Her approach may have mellowed, but her passion remains. It comes out when she discusses the role the United States can play in promoting the welfare of people with disabilities worldwide.

“My dream,” she says, “is that the United States continue to play an important and positive role in helping to improve the lives of disabled people and their families around the world. … I want to look down the road in five years and say, ‘We made a real difference in X number of countries’” — whether that’s through sharing information, learning from the experiences and approaches of other nations, or increasing engagement by disabled Americans in the global disability community. “I want to see more disabled people from the U.S. being able to travel overseas — as tourists, as students, as employees getting jobs.”

As a child of immigrants, Heumann has always seen the importance of learning from humanity’s wide range of cultures. She sees it even more keenly through the eyes of her husband of 18 years, Jorge Pineda, originally from Mexico City and also a wheelchair user. “I visit Mexico on a regular basis, and it has been really wonderful to be closely connected to my husband’s family,” she says. “It’s also very exciting to see how he has changed, like other disabled people from other countries where barriers have been significant. They see things in a new way, and they also have an impact in the countries where they’ve come from.”

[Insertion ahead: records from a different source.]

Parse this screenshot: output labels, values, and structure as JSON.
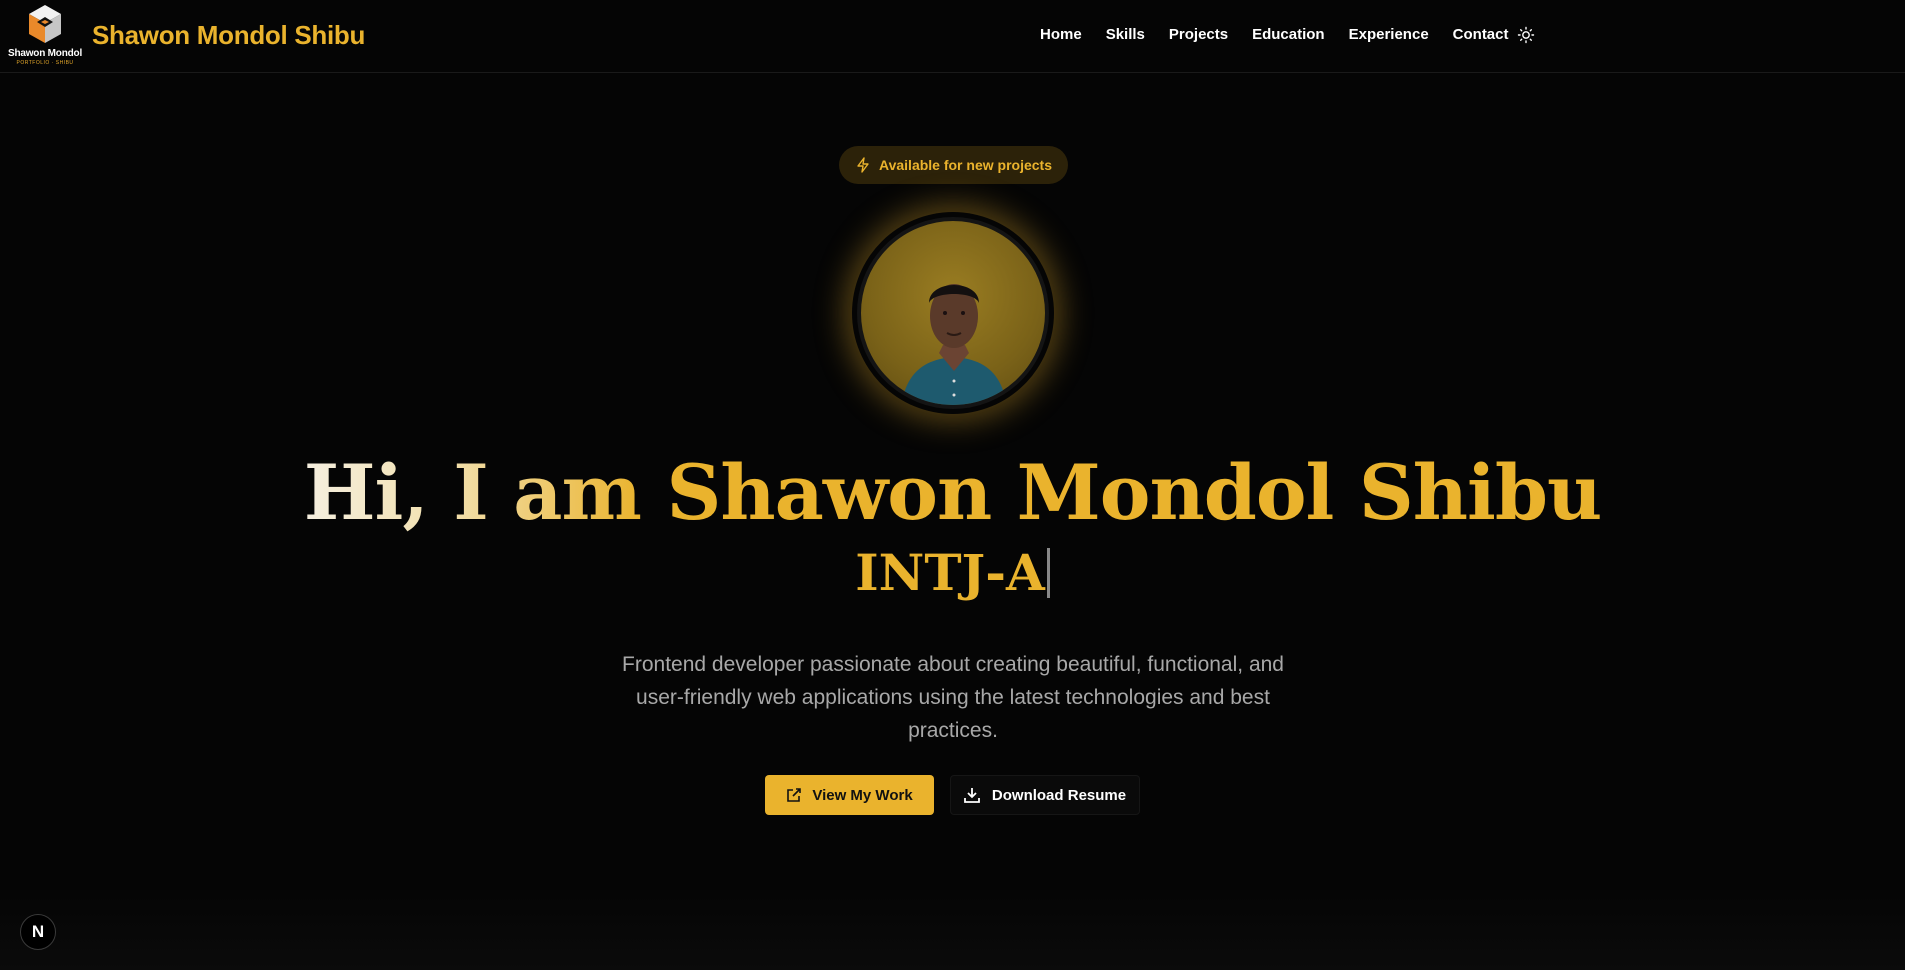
{
  "nav": {
    "logo_name": "Shawon Mondol",
    "logo_sub": "PORTFOLIO · SHIBU",
    "brand": "Shawon Mondol Shibu",
    "links": [
      "Home",
      "Skills",
      "Projects",
      "Education",
      "Experience",
      "Contact"
    ],
    "theme_icon": "sun-icon"
  },
  "hero": {
    "badge": "Available for new projects",
    "badge_icon": "lightning-icon",
    "greeting": "Hi, I am",
    "name": "Shawon Mondol Shibu",
    "typed": "INTJ-A",
    "description": "Frontend developer passionate about creating beautiful, functional, and user-friendly web applications using the latest technologies and best practices.",
    "primary_button": "View My Work",
    "primary_icon": "external-link-icon",
    "secondary_button": "Download Resume",
    "secondary_icon": "download-icon"
  },
  "dev_badge": "N",
  "colors": {
    "accent": "#eab32d",
    "background": "#050505",
    "text_muted": "#a8a8a8"
  }
}
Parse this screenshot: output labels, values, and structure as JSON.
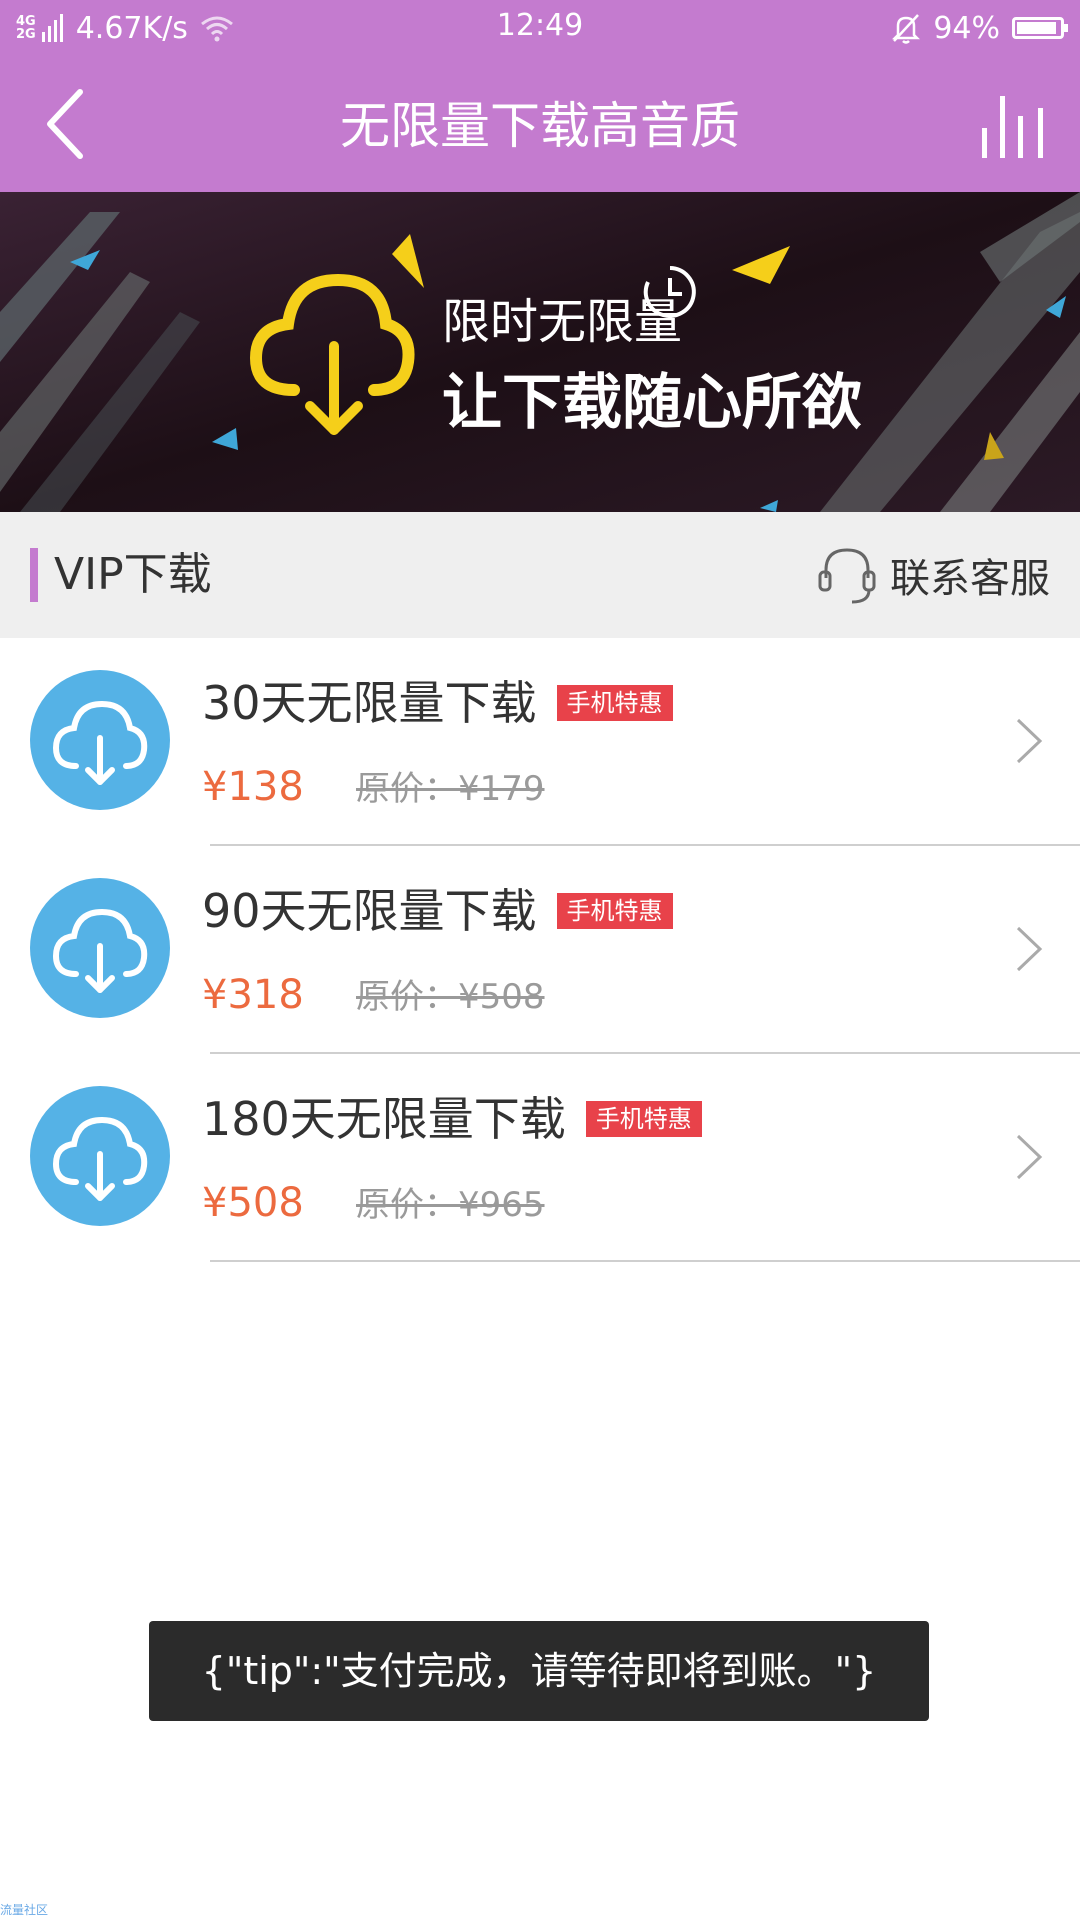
{
  "status_bar": {
    "network_top": "4G",
    "network_bottom": "2G",
    "speed": "4.67K/s",
    "time": "12:49",
    "battery": "94%",
    "battery_level": 0.94
  },
  "header": {
    "title": "无限量下载高音质",
    "back_icon": "chevron-left-icon",
    "menu_icon": "equalizer-icon"
  },
  "banner": {
    "line1": "限时无限量",
    "line2": "让下载随心所欲",
    "icon": "cloud-download-icon"
  },
  "section": {
    "title": "VIP下载",
    "contact_label": "联系客服",
    "contact_icon": "headset-icon"
  },
  "plans": [
    {
      "name": "30天无限量下载",
      "badge": "手机特惠",
      "price": "¥138",
      "original": "原价：¥179"
    },
    {
      "name": "90天无限量下载",
      "badge": "手机特惠",
      "price": "¥318",
      "original": "原价：¥508"
    },
    {
      "name": "180天无限量下载",
      "badge": "手机特惠",
      "price": "¥508",
      "original": "原价：¥965"
    }
  ],
  "toast": {
    "text": "{\"tip\":\"支付完成，请等待即将到账。\"}"
  },
  "watermark": "流量社区",
  "colors": {
    "brand": "#c47bcf",
    "icon_blue": "#55b2e6",
    "price": "#ec6a3f",
    "badge": "#e8424a",
    "banner_yellow": "#f5cf1a"
  }
}
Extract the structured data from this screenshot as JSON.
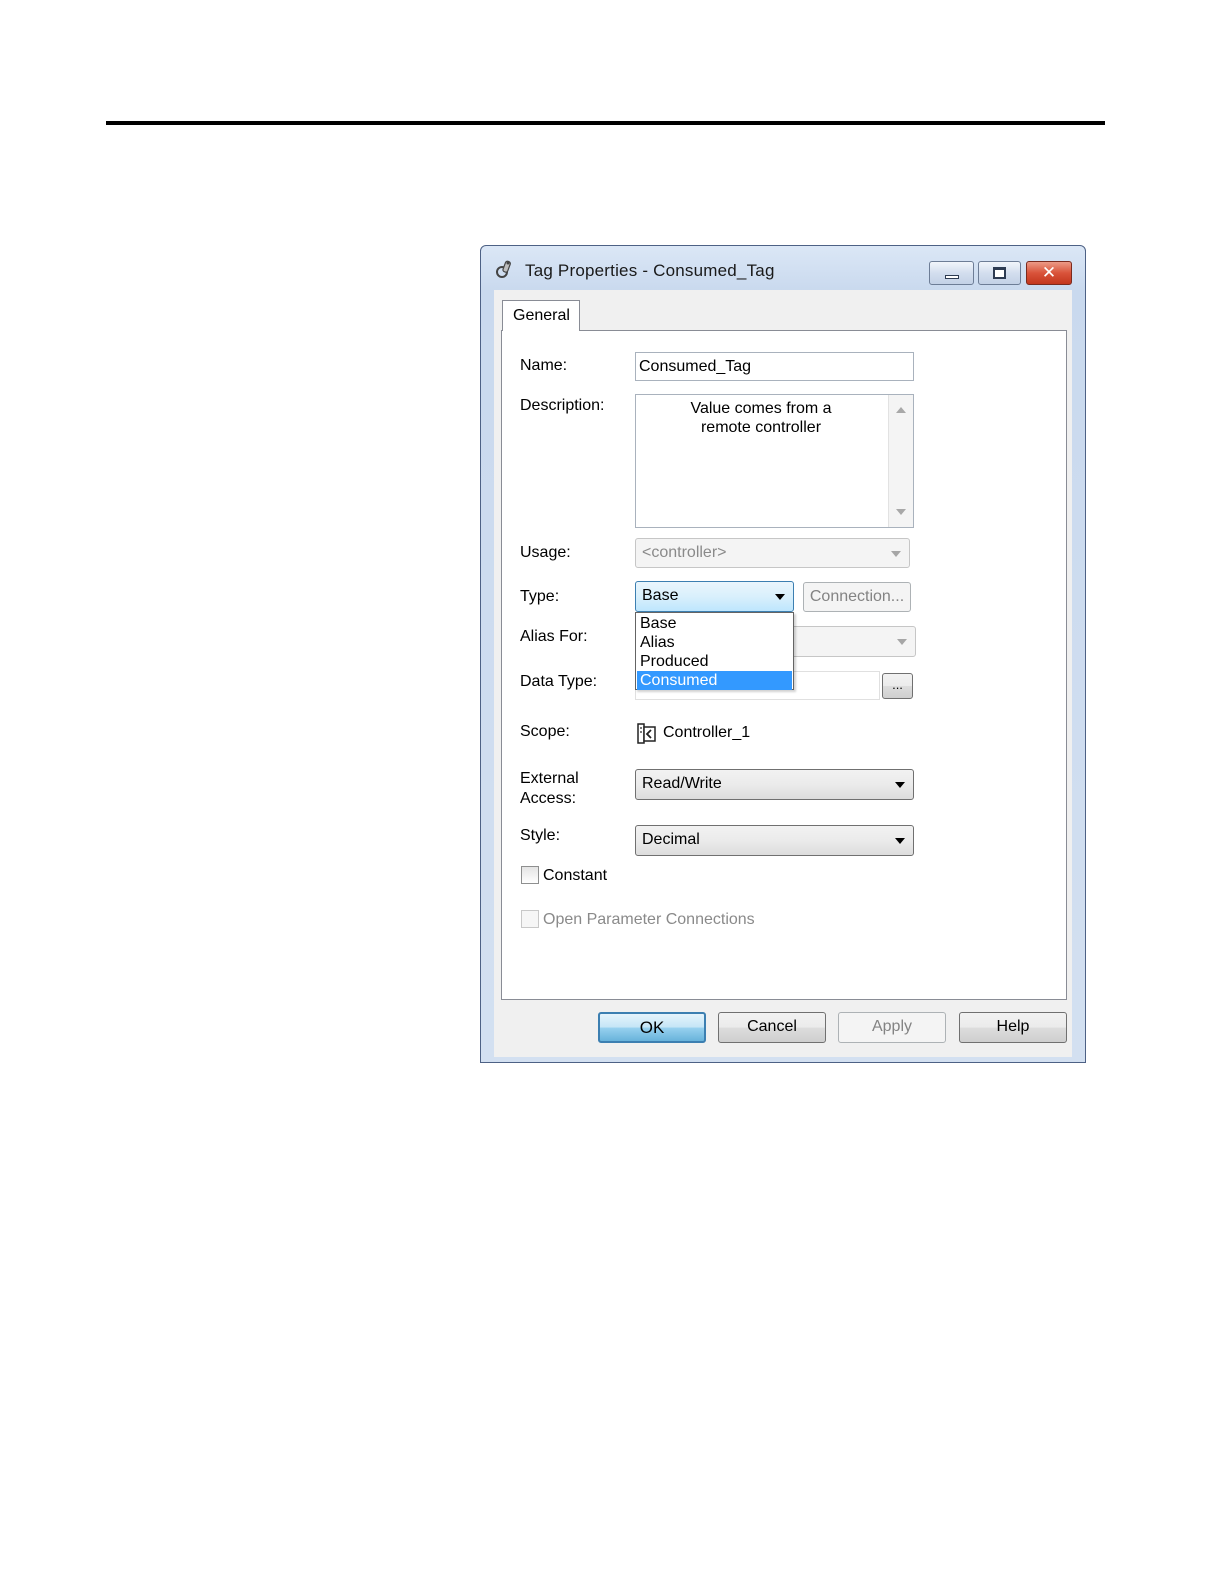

She shows even more passion on the subject of future generations. From her earliest days as an elementary school teacher, young people — the world they will live in, and the way they will learn about it — has always been in the front of her mind.

“Not all disabled young people are going to want to become activists, and that’s OK, because most people are not activists,” she says. “But they need to feel empowered, they need to understand their rights as equal members of our society — to learn about them and exercise them if they feel they’ve been discriminated against. … One of the outcomes of the disability movement — not just in the United States but around the world — has been in enabling more disabled people not to be ashamed of having a disability, but seeing it as a part of who they are.”

And those young people who see her as a role model? What is it that she hopes they will emulate?

“I’m relentless. I try to be fearless. You have to have strong beliefs. … People need to dream, they need to believe they can dream, and they need to have the right to pursue and attain those dreams. We have to work for them, but we shouldn’t have to do more work just because we have disabilities.”